What does the future hold for citizen science post-pandemic?
As our daily lives gradually come to look more and more like they did before Covid-19, will interest in citizen science dwindle too? There’s no way to know for sure, but I think many will agree that our lives are unlikely to pick up where they left off and the impacts of the pandemic will linger long after the number of cases falls to zero. Although we may in fact be living through a fleeting flux in citizen engagement with science, here are some thoughts on why it may persist:
Support: This new wave of citizen science has clearly seen increased involvement and support of governments, medical institutions and charities involved in the fight against Covid-19. The timing of the launch of EU-Citizen.Science this year has also by no means been a negligible development, as the platform has served to support Covid-19 related citizen science efforts as well as share insights about the potential for citizen science.

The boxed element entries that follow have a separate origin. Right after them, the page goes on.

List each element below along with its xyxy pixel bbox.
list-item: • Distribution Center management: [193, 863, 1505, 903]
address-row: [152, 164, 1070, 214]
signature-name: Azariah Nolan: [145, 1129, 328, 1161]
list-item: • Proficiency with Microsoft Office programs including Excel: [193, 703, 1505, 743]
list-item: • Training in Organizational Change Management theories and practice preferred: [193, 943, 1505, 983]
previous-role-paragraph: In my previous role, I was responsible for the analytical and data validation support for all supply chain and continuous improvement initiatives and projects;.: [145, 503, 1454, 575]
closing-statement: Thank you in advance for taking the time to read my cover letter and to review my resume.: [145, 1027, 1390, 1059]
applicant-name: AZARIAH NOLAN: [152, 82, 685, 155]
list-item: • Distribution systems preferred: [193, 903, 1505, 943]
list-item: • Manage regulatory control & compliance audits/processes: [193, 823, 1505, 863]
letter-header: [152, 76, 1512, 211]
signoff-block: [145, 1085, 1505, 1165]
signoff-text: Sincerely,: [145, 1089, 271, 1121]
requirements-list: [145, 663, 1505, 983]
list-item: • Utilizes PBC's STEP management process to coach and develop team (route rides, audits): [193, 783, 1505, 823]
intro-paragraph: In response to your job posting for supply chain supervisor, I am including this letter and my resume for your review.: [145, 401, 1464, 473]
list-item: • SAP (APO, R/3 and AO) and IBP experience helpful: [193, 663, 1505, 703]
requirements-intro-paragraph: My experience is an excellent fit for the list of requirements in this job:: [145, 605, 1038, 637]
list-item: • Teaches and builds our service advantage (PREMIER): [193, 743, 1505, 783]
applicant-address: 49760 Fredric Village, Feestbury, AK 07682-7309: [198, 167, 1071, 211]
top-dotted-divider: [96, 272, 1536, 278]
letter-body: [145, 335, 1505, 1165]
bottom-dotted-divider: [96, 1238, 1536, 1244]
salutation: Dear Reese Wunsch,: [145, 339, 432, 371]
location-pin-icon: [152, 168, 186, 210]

Although the initiative was set in motion prior to the outbreak, it has been ignited by interest in tackling Covid-19 and could sustain those audiences long after it ends.
Breaking the ice: Motivation to help, extra time and even boredom may be contributing to the increase in citizen scientists’ participation. Desperation and pressure might have caused policymakers to become more open to citizen engagement. However, maybe the unusual circumstances under which the shift occurred are less important than the shift itself.
Funding: The announcement of UK Research and Innovation’s (UKRI) new £1.5 million Citizen science collaboration grant is another lockdown development that could help shape future directions in citizen science. Funding has long been a barrier to the field. Perhaps the successes of Covid-19 initiatives will prompt more serious consideration of its merits and continue to provide a case for support.
Whether or not increased citizen engagement with science continues beyond lockdown, the nature of more open knowledge sharing between citizen scientists, experts and policymakers during the pandemic is also important to consider. Although we have seen increased trust, cooperation and collaboration, the parameters of scientific inquiry and policy agendas have still largely been set by academic institutions and governments. Rather than enabling citizens to provoke science as usual or express political agency as some forms of citizen science do, the Covid-19 experiments outlined in this blog have predominantly provided platforms for participants to contribute their knowledge to expert-led programmes. The proliferation of participatory initiatives may help to pave the way for more dynamic and experimental citizen science in the future, but perhaps this more fundamental shift in how citizen scientists, experts and policymakers share knowledge is still in the making.
Katie Cohen is a Research Assistant for the Expertise Under Pressure project at CRASSH and at the Centre for Science and Policy (CSaP).